I need to change the number 1231231234 to a variable. If I change it to the code below it does not work. I have displayed the variable on the page so I know it is set.

$results = mysql_query("select * from doctorlist where assignednumber = '$phoneNumber' ");

Could someone please help. I know it is a small issue, but have been unable to fix it.

user1760082
  • 1
  • 1
    There is bogus data in the variable or it is a bogus variable - the question is then: *what* does the variable evaluate to at the time of interpolation? In any case, see http://stackoverflow.com/questions/60174/best-way-to-prevent-sql-injection-in-php for cleaners/safer ways to write such a query. –  Oct 19 '12 at 21:41
  • try `echo("select * from doctorlist where assignednumber = '$phoneNumber' ");` – codingbiz Oct 19 '12 at 21:44
  • just `echo $phoneNumber`, your problem will likely fall there – d-_-b Oct 19 '12 at 21:46
  • What you want is known as parametrization, and it is supported by the MySQLi and PDO extensions.
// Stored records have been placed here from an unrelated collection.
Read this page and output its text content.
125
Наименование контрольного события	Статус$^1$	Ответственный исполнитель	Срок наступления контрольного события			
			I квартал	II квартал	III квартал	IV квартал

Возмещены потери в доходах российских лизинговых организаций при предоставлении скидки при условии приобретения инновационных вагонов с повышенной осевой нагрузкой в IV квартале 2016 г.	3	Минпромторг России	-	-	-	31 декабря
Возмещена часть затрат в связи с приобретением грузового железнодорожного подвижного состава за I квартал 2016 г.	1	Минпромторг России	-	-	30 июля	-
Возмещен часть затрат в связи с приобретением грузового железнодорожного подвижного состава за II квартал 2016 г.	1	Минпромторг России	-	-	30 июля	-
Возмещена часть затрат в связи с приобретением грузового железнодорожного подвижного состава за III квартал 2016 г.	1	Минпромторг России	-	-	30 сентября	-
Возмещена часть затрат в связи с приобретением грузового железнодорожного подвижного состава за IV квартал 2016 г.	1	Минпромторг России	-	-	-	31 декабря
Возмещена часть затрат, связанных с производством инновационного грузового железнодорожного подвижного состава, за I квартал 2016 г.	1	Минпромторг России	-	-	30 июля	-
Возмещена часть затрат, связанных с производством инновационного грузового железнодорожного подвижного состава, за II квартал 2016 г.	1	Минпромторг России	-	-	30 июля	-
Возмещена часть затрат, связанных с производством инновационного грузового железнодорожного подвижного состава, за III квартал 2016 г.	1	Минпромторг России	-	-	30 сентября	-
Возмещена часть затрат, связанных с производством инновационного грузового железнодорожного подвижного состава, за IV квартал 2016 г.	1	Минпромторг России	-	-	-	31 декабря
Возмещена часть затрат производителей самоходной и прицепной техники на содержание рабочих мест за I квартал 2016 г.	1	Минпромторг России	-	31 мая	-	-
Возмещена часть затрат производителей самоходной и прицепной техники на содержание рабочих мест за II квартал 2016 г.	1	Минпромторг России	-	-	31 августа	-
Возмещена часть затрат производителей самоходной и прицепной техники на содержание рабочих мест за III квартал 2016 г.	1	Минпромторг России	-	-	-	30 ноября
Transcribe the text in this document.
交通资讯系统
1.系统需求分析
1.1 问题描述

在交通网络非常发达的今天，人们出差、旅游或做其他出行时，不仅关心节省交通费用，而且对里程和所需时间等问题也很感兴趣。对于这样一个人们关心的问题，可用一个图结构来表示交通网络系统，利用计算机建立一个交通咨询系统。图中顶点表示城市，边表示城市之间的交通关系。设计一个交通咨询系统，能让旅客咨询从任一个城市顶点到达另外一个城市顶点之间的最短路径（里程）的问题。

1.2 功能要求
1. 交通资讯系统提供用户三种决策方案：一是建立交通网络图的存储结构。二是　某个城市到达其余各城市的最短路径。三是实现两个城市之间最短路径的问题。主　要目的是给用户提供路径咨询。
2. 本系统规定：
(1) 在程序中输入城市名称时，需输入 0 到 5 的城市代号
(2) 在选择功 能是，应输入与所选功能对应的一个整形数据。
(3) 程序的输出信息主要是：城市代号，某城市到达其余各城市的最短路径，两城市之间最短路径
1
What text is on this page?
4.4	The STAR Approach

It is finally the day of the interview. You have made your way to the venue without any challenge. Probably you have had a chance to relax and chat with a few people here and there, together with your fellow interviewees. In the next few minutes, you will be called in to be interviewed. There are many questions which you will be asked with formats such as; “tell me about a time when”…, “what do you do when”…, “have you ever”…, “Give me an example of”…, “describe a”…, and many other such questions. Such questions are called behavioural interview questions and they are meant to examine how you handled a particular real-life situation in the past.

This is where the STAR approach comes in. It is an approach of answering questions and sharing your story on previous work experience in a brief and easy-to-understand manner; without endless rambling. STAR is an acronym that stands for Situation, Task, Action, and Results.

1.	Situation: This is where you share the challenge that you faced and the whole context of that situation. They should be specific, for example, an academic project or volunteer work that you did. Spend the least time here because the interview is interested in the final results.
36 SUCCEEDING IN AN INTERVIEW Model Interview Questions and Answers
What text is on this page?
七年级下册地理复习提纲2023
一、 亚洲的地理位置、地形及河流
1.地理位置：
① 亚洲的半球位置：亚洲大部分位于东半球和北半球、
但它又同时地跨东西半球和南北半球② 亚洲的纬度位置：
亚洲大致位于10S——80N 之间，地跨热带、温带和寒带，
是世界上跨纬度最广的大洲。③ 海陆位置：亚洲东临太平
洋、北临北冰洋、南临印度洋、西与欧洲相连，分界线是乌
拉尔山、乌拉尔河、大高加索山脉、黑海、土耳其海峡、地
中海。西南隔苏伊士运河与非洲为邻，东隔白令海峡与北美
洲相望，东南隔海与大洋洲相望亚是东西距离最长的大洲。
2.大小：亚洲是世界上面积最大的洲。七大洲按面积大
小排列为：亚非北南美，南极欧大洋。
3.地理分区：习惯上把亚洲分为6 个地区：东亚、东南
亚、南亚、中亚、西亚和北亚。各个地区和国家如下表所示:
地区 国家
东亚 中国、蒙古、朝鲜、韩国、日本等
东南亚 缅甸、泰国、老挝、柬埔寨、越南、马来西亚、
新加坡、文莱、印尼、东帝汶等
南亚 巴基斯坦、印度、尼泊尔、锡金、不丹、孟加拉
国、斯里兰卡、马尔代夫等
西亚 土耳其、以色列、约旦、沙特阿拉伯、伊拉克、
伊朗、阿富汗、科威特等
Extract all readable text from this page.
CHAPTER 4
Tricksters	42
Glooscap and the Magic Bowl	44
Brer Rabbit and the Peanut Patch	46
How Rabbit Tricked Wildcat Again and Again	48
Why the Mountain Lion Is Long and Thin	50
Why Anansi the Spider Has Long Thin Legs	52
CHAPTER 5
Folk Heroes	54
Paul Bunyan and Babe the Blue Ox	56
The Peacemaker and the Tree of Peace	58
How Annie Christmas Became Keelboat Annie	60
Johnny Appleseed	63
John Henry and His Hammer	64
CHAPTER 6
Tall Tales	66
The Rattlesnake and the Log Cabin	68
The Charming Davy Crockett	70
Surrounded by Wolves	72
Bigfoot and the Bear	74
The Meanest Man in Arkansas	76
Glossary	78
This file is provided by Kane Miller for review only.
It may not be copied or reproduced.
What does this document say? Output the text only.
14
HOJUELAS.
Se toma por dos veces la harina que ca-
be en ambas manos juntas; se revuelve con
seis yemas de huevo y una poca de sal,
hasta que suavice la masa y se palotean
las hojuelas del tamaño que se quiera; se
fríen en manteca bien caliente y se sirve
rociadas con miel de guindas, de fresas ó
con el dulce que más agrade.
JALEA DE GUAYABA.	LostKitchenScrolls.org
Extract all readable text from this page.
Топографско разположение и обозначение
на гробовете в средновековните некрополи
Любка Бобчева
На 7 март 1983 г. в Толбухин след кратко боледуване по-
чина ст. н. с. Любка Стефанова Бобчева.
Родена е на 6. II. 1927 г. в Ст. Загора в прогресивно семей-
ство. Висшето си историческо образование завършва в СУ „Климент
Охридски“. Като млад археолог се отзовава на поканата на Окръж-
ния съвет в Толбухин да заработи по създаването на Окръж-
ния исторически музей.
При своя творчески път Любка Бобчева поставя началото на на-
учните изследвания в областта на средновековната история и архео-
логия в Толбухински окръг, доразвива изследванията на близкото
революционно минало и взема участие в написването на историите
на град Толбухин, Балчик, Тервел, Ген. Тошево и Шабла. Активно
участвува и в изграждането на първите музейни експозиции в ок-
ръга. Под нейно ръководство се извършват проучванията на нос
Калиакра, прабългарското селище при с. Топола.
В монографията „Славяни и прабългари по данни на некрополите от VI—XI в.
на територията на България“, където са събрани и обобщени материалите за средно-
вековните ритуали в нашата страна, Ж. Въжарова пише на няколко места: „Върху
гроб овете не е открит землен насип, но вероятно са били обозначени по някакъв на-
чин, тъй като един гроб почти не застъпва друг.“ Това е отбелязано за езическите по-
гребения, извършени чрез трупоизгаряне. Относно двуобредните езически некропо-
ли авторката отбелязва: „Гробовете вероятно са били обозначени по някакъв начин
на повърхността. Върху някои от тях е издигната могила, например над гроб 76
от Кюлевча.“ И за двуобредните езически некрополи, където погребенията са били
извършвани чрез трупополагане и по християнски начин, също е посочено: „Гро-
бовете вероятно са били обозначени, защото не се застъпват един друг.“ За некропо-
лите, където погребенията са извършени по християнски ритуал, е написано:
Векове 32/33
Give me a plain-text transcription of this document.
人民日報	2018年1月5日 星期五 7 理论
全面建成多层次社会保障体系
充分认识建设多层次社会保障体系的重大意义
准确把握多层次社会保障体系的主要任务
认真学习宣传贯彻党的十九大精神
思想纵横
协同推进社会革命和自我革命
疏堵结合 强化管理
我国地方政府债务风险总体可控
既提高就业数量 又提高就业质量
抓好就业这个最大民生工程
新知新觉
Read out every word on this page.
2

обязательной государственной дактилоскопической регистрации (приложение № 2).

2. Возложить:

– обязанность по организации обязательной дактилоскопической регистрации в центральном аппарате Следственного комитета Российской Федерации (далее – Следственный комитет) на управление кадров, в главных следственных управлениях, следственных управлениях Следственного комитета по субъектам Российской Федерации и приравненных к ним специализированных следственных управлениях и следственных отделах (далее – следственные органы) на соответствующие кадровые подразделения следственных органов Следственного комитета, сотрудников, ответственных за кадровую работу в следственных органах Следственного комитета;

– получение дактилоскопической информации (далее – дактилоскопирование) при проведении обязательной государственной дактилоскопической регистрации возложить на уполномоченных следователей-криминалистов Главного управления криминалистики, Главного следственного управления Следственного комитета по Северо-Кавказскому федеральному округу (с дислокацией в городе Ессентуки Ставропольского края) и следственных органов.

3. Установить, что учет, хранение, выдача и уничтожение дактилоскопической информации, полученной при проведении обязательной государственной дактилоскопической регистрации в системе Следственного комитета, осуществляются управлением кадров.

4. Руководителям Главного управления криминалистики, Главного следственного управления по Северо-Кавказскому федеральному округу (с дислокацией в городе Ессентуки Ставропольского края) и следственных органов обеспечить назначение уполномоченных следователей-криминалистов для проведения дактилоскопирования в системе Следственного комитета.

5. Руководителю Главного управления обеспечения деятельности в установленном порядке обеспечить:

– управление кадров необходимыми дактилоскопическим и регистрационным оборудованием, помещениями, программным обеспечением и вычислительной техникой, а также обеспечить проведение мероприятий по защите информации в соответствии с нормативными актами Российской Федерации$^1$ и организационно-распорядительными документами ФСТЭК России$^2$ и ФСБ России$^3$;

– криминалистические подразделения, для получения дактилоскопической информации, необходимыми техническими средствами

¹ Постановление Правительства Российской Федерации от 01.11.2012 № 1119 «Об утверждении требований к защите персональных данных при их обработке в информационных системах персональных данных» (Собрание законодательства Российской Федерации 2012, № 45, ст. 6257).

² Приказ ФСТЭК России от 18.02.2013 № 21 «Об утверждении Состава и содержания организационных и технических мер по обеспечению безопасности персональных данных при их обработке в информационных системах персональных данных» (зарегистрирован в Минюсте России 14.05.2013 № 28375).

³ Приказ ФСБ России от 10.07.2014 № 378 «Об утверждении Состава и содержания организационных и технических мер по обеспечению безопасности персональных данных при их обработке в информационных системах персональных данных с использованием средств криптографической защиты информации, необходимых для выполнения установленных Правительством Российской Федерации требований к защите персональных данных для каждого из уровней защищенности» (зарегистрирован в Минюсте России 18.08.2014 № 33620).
You can read up on them [here](http://net.tutsplus.com/tutorials/php/pdo-vs-mysqli-which-should-you-use/) – Asad Saeeduddin Oct 19 '12 at 21:50
  • @Asad you're talking about PDO prepared tsatements but I think he has different problem and doesn't need PDO. – Alex Rashkov Oct 19 '12 at 21:58
  • @infinity it seemed to me as though he wanted to introduce a variable value into a query, so I suggested he use parametrization (not necessarily PDO, MySQLi does fine too) – Asad Saeeduddin Oct 19 '12 at 22:02
  • @Asad I totally agree with your comment but I think his variable is either bogus or he has array/object not string/int and that is causing the problem. – Alex Rashkov Oct 19 '12 at 22:07
  • The $phonenumber variable is passed from my phone system. I can echo the variable and it displays the correct number. I just can't get it to do the query based on the variable – user1760082 Oct 19 '12 at 22:07
  • Good, so there is a value in the variable; is there also a record in doctorlist that has the same value for the column assignednumber? – Asad Saeeduddin Oct 19 '12 at 22:10
  • Yes the number that the variable is set to is in the assignednumber column – user1760082 Oct 19 '12 at 22:12

3 Answers3

0

Perhaps split it like this

$sql_query = "select * from doctorlist where assignednumber='$phoneNumber'";
$results = mysql_query($sql_query);

or

$sql_query = "select * from doctorlist where assignednumber='".$phoneNumber."' ";
$results = mysql_query($sql_query);
RolandoMySQLDBA
  • 43,883
  • 16
  • 91
  • 132
0

First check your variable type with var_dump($phoneNumber) than do the following:

$results = mysql_query("select * from doctorlist where assignednumber = '".$phoneNumber."' ");

to improve readability and last if you expect an Integer cast your variable like:

(int)$phoneNumber

or if string do 

mysql_real_escape_string($phoneNumber)
Alex Rashkov
  • 9,833
  • 3
  • 32
  • 58
  • Instead of concatenating a double quoted string with a variable, it's clearer to just put the variable in the string. E.g. "this is $my_var." vs "this is ".$my_var."." – Greg Oct 19 '12 at 21:54
  • @Greg that's up to personal preference it's not a rule so I agree with you – Alex Rashkov Oct 19 '12 at 22:05
0

Try using the variable inside the query like this:

'{$phoneNumber}'

Matija Milković
  • 2,458
  • 2
  • 15
  • 27